The WIRE and other Internet services run by The Associated Press experienced more than five times the normal traffic, said company spokeswoman Kelly Tunney.

"All of our news distributions systems have been stable despite the tumultuous amount of traffic," she said.

The Internet's central backbone performed well overall, according to Keynote Systems Inc., an Internet performance measurement company. Groups that monitor hacking reported no unusual activities.

---

AP Business Writers Brian Bergstein and Seth Sutel contributed to this report.

---

On the Net:

Sites established to help located survivors:

http://safe.millennium.berkeley.edu

http://okay.prodigy.net

AP-ES-09-12-01 0401EDT

-- Anonymous, September 12, 2001


Family Members of Missing From World Trade Center Attack Wait and Worry

By Tom Hays Associated Press Writer Published: Sep 12, 2001

NEW YORK (AP) - At 7 a.m. Tuesday, Monica Gabrielle saw her husband, Richard, leave for work. At 8:15 a.m., she received an e-mail from him, sent from his office computer. That would be his last contact with the outside world. By 9 p.m., Gabrielle found herself at a New York City Department of Health office, where she and others sought to learn the fate of those missing in the terrorist attack on the World Trade Center.
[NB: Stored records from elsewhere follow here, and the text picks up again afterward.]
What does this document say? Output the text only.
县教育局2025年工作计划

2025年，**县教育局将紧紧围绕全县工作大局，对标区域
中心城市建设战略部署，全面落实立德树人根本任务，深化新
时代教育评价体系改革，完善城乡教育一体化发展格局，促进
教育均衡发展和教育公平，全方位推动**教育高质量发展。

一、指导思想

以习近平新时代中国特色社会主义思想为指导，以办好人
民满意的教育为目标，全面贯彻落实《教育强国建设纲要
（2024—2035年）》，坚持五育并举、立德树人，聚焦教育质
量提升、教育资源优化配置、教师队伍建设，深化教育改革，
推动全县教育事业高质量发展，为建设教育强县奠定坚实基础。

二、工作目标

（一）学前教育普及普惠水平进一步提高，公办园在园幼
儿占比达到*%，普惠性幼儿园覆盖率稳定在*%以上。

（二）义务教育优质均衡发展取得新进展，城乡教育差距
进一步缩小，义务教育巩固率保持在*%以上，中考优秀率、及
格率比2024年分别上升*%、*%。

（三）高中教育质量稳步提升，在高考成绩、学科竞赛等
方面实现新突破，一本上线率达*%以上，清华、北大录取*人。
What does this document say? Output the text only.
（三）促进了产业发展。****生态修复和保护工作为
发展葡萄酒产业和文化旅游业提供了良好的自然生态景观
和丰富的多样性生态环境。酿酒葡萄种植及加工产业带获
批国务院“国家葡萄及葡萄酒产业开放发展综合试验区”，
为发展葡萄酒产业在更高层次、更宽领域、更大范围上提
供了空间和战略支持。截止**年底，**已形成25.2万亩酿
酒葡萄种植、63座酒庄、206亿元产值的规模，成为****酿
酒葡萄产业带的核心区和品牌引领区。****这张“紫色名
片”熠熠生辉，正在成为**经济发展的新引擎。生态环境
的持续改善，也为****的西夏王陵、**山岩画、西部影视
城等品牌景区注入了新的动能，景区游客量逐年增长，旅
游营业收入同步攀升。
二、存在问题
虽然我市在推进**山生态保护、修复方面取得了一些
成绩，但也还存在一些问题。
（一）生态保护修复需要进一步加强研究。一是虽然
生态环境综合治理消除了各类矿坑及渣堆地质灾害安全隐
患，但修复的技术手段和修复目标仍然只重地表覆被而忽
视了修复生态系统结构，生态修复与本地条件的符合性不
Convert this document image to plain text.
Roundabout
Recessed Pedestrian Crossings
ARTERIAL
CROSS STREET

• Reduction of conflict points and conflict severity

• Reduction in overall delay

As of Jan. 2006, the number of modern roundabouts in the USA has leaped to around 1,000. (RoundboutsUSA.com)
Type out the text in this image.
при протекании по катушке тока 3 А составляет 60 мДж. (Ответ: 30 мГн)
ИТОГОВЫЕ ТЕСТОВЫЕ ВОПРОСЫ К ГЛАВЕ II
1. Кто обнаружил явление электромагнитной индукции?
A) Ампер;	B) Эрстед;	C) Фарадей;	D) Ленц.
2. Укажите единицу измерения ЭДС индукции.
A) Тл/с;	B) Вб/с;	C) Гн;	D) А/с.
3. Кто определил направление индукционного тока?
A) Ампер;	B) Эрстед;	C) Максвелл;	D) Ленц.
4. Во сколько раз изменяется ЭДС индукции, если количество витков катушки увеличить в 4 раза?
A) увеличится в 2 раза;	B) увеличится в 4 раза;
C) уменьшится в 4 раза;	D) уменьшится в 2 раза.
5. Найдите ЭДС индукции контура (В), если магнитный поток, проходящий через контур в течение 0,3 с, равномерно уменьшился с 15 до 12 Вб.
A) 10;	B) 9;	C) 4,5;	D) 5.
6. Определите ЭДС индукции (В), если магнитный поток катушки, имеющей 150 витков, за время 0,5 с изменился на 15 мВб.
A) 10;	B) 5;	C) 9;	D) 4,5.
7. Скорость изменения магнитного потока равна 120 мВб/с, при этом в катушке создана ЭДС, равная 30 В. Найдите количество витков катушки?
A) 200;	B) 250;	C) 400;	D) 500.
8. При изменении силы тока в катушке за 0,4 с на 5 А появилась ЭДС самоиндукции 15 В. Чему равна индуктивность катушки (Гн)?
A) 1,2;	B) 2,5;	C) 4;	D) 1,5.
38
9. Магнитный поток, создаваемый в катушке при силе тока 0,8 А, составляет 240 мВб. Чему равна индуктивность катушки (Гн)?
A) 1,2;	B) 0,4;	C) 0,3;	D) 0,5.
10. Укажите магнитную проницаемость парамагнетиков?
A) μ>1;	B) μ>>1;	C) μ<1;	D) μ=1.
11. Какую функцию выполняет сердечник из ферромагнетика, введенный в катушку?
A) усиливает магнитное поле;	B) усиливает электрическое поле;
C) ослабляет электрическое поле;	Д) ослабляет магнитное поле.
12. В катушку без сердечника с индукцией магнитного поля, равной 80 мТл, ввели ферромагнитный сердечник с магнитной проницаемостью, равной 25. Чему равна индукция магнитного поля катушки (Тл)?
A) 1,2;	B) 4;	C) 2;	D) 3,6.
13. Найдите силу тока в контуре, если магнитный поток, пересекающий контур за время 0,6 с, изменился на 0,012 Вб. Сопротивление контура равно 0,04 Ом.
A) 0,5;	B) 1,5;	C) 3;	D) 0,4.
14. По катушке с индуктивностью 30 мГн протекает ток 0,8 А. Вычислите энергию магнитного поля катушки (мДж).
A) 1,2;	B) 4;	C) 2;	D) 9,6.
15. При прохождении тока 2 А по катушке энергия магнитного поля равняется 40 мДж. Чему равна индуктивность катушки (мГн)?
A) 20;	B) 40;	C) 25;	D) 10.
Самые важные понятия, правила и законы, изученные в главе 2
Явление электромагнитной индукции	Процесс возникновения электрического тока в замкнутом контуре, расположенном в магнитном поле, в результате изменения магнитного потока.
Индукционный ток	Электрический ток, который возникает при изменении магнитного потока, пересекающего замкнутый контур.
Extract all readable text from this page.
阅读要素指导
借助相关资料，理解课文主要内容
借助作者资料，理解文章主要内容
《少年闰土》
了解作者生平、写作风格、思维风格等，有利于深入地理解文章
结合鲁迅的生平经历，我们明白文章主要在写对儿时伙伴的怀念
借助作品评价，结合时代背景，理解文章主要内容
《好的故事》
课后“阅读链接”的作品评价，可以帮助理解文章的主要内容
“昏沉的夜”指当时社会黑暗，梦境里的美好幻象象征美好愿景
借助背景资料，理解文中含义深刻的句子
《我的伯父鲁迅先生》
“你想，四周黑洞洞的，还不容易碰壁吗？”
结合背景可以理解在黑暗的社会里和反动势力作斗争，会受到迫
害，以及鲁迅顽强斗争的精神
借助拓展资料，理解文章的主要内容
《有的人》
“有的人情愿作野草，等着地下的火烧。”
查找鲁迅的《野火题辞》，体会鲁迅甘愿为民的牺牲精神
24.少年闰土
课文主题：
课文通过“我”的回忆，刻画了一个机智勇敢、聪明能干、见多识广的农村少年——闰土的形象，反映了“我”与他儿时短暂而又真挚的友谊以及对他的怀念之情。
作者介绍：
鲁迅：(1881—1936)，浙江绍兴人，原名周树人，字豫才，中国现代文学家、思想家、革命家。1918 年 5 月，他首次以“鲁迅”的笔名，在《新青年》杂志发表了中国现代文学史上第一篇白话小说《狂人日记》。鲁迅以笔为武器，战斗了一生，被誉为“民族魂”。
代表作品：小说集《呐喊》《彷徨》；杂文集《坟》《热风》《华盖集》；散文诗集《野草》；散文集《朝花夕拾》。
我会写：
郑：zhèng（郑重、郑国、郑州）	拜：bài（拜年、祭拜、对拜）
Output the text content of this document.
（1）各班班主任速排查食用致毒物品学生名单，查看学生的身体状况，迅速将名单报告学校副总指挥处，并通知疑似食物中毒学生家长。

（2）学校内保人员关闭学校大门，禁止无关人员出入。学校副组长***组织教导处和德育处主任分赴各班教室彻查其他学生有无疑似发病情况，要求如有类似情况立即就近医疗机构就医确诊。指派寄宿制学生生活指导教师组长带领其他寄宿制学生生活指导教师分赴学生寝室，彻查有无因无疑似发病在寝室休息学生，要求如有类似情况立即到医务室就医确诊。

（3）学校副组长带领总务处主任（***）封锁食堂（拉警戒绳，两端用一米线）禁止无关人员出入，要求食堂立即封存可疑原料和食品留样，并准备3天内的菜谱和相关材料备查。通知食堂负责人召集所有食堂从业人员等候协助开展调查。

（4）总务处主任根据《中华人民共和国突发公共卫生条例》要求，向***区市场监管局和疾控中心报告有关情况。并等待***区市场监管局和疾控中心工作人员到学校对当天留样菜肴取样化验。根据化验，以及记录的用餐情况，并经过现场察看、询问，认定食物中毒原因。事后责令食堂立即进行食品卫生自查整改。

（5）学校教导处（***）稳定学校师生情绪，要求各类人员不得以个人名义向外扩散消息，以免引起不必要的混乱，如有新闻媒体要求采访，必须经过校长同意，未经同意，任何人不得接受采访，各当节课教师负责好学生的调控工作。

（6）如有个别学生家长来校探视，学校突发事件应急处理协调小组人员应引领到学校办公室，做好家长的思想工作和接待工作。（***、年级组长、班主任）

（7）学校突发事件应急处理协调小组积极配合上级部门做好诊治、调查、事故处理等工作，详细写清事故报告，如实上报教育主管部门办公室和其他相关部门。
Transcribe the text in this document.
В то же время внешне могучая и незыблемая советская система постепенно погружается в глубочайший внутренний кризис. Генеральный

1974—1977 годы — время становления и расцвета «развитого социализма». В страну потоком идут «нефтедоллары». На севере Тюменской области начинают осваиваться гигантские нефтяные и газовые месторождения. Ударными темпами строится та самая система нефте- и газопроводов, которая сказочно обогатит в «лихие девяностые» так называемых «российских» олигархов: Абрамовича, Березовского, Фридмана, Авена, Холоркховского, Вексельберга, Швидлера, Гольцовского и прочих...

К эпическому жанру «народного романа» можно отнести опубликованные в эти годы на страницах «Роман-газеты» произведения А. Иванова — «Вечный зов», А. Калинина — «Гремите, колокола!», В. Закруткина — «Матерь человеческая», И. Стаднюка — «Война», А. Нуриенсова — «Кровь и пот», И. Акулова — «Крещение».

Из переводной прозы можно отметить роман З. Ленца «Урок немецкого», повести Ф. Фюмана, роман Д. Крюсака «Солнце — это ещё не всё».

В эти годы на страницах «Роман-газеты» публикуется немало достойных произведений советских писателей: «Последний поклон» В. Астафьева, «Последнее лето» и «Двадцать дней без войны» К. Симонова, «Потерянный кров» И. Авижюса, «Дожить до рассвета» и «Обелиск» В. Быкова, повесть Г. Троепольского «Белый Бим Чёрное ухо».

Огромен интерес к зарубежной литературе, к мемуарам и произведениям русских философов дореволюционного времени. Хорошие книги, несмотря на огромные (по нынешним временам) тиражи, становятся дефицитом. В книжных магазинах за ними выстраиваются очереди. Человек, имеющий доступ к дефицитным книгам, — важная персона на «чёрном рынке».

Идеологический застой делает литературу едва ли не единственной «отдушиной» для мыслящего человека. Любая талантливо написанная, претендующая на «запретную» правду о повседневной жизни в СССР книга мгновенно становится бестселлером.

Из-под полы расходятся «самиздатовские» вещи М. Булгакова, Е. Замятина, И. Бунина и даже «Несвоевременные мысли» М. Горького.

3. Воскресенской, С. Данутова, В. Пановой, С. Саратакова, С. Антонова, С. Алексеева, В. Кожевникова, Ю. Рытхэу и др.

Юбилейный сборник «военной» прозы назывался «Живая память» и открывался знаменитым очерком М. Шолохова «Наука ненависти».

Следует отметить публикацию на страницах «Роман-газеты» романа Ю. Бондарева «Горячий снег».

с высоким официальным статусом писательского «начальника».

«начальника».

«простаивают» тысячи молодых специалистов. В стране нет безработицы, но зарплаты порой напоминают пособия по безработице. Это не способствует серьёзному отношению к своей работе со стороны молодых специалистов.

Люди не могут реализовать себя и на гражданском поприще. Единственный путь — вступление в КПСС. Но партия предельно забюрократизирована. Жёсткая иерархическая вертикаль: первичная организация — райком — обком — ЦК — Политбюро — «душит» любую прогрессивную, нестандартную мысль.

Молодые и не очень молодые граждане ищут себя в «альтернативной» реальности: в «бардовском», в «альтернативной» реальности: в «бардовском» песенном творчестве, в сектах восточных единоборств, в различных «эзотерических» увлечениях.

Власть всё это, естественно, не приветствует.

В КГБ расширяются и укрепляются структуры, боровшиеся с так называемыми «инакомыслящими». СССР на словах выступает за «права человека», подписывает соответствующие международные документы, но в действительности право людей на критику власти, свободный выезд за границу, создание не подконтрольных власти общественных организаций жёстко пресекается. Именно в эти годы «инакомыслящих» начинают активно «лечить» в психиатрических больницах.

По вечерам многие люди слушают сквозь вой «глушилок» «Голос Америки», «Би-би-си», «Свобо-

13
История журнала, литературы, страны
The victims' family members had been urged to visit the Manhattan office to fill out information sheets on their missing loved ones. The sheets are designed to help locate the injured or, at worst, to identify the dead.

Gabrielle was dazed but still hopeful her 50-year-old husband of 28 years - an insurance company employee who worked on the upper floors of the South Tower - would fall into the former category.

The experience "is surreal," she said. "It's hard to know exactly what to do."

Gabrielle's neighbor, David Baker, was there to report that his friend Mary Herencia was missing as well. He said he had learned that some of her co-workers managed to flee safely from the 105th floor of the South Tower.

"That gives me hope," he said.

Parag Papki searched for his brother, Ganesh Ladkat, of Somerset, N.J., who works in software development on the 104th floor. Papki had first been to five hospitals.

At the health department, "They asked me what was he wearing, any body marks, stuff like that," he said. "Since afternoon I am searching. I've been walking to all the hospitals."

Across the street at Bellevue Hospital, about three dozen people stood in line outside a front gate, hoping to find the names of their loved ones on a list of patients. Cindy Ortiz paced the sidewalk, passing out photocopies of her missing friend, Joanna Vidal, 25.

Vidal was last seen leaving home early Tuesday on her way to a conference on the 106th floor of the North Tower - and hadn't been heard from since.

Ortiz was in tears.

"I'm not giving up," she said. "She has to be alive."